I can also be found enthusiastically pinning beautiful food images on Pinterest.


  1. I love that landscape so much. When I visited Southern Africa a few years back (South Africa, Botswana, Zambia and Zimbabwe), I was blown away by the landscape. The one place I didn’t get to see and regret it was Capetown. One day….

  2. Sam

    Hi Suzanne, Sorry you didn’t get to CT as it is arguably one of the most beautiful cities in the world, but sounds like you did a lot of other interesting and beautiful parts. I feel truly blessed to live in paradise.

  3. Marcia Michalitsianou

    Ag, man !! you make me SO homesick !!!!!!!

  4. Hi Sam,
    Drove the same road on the same day, snow on the peaks were fantastic.

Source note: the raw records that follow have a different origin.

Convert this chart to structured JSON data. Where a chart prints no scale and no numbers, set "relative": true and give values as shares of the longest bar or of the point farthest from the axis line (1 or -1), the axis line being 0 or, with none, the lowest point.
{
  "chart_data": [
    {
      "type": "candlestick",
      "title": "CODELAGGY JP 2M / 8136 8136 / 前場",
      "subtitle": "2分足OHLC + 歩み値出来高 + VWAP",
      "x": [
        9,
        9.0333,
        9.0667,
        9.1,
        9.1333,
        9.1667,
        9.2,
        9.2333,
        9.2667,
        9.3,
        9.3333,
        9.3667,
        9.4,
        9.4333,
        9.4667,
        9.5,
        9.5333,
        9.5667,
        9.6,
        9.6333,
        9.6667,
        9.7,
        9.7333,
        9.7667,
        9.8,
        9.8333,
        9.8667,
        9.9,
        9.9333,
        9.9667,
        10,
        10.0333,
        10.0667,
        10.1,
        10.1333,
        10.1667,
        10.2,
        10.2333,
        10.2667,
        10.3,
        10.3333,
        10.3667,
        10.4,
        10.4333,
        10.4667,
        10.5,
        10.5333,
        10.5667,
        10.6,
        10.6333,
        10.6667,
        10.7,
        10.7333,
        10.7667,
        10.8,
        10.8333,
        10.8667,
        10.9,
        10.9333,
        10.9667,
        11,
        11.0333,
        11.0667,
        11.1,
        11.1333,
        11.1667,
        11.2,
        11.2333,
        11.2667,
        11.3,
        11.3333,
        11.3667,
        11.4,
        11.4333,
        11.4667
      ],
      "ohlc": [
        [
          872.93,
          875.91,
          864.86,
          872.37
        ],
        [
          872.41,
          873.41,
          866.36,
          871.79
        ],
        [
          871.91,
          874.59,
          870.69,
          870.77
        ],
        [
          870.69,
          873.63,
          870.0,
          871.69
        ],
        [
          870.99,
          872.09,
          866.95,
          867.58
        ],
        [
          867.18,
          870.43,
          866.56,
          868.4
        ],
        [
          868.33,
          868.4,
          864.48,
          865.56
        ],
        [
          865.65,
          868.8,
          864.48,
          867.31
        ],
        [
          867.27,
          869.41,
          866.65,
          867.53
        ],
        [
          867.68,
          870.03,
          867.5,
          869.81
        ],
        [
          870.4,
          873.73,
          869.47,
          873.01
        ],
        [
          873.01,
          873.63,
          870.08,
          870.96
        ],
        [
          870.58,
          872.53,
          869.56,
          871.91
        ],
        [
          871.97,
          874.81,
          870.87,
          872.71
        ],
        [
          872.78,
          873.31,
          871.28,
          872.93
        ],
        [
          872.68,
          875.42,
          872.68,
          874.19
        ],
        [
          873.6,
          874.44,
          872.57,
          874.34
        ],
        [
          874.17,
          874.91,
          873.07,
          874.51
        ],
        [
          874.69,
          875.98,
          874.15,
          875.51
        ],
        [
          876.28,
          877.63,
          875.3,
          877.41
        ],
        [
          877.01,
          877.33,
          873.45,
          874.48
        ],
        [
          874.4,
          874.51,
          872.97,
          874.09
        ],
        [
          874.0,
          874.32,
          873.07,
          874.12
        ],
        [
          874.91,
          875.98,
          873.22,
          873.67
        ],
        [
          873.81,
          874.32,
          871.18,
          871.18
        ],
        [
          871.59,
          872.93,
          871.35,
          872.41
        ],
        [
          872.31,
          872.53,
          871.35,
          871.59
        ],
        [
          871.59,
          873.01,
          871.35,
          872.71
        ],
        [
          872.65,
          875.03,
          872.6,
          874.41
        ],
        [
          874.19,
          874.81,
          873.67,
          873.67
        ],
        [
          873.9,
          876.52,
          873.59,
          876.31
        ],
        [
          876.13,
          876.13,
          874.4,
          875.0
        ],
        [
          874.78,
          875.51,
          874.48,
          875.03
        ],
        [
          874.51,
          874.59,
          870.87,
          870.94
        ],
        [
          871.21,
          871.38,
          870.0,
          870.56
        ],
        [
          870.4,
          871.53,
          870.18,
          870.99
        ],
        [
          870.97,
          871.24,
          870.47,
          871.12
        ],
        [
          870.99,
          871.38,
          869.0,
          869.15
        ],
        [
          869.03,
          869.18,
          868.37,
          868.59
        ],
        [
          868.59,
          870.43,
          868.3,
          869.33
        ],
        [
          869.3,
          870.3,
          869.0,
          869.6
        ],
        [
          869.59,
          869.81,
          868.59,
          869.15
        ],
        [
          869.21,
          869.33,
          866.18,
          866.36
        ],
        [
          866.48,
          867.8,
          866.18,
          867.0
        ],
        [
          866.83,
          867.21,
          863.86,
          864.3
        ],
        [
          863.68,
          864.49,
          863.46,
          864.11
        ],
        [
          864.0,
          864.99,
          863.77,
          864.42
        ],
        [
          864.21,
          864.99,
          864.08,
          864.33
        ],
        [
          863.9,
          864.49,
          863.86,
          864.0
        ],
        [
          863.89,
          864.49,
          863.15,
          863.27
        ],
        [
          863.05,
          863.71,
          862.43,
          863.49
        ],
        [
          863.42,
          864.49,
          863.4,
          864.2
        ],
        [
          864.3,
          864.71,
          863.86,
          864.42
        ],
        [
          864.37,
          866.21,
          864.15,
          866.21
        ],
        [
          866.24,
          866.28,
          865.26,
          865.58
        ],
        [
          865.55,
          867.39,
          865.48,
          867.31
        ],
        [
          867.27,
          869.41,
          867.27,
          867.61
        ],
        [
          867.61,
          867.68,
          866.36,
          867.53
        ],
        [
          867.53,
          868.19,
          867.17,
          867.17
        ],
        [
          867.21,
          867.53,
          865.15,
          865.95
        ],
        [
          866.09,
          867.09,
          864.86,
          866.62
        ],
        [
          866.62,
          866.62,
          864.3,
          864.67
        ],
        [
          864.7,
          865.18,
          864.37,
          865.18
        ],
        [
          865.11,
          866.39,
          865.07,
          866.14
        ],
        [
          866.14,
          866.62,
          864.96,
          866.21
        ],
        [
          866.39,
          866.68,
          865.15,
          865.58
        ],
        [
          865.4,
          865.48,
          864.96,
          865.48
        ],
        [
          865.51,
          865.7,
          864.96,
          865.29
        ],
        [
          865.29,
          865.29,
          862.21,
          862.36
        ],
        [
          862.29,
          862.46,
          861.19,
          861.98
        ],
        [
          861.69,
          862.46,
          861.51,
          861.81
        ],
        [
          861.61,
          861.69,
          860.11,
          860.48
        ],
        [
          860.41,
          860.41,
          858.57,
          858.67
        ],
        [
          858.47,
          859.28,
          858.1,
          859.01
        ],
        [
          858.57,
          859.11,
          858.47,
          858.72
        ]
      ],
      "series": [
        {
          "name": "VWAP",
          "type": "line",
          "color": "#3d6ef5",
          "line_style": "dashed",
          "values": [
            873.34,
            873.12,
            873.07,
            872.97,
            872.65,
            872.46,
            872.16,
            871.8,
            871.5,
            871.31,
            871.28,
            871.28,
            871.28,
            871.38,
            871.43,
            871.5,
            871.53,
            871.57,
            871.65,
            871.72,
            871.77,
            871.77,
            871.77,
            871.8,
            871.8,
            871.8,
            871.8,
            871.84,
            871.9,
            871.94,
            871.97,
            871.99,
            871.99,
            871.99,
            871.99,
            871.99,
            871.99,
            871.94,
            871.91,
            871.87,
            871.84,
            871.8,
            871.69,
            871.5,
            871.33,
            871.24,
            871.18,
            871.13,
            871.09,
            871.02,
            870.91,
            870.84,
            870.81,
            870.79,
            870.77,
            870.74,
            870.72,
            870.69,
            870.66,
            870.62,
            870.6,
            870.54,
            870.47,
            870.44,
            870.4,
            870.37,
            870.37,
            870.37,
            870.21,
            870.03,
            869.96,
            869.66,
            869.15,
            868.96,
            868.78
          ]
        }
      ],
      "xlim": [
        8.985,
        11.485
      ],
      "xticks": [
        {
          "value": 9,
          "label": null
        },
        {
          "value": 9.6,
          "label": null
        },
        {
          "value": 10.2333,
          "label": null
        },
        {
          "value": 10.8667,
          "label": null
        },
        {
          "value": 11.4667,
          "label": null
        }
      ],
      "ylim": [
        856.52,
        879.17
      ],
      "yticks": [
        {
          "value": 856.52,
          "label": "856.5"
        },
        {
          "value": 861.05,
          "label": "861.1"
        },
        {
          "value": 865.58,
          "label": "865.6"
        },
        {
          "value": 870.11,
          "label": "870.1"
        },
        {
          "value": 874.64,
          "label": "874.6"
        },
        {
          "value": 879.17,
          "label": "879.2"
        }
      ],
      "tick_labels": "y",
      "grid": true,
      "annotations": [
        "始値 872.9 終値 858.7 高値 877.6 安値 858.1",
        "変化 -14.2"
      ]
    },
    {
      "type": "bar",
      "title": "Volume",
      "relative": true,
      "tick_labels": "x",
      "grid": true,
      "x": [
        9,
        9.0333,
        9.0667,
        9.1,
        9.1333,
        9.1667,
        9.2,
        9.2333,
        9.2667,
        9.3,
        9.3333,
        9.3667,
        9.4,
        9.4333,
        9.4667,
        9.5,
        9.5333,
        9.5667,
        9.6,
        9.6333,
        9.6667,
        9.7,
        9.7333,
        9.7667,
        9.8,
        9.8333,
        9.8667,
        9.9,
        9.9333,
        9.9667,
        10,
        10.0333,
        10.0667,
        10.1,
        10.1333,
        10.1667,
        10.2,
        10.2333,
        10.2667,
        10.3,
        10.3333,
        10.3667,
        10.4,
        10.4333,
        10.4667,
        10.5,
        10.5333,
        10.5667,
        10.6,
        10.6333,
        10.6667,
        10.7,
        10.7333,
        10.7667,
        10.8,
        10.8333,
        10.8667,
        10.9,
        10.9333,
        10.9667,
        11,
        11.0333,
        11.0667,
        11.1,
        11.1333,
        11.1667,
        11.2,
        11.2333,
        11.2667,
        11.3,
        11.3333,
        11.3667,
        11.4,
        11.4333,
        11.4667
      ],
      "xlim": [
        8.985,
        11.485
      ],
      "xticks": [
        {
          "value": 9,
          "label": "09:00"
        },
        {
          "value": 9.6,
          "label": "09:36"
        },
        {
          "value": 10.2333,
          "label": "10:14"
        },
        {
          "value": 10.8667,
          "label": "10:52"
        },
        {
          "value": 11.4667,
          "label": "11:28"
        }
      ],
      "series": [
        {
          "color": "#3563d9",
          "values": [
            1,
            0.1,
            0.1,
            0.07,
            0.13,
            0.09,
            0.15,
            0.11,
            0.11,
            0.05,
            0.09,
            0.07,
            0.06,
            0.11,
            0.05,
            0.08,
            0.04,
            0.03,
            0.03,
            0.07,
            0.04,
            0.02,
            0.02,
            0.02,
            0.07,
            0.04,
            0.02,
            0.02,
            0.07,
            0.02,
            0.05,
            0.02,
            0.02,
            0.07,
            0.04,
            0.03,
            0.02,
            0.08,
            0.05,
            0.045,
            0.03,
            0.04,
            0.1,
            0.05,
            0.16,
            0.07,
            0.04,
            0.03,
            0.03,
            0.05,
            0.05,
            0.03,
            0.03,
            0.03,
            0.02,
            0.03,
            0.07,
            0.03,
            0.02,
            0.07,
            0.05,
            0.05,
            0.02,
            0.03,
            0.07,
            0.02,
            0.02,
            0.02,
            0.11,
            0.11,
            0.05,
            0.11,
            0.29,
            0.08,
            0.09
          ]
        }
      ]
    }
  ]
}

    I was lucky enough to get waterblommetjie flowers earlier in the season, they have an amazing jasmine like scent and make for a very interesting ingredient at this stage of their development.

    Also of interest is the fact that the uintjie (underground storage organ) is referred to as a delicacy in Leipoldt’s writings. But production would have to be a bit better managed as widespread harvesting of this slower growing organ would likely affect the supply of flowers.


  5. Sam

    Hi Rupert that is so interesting to know. I would like to make a soup with it and was also thinking of a barley risotto. It has such a delicate flavour which is worth exploring further.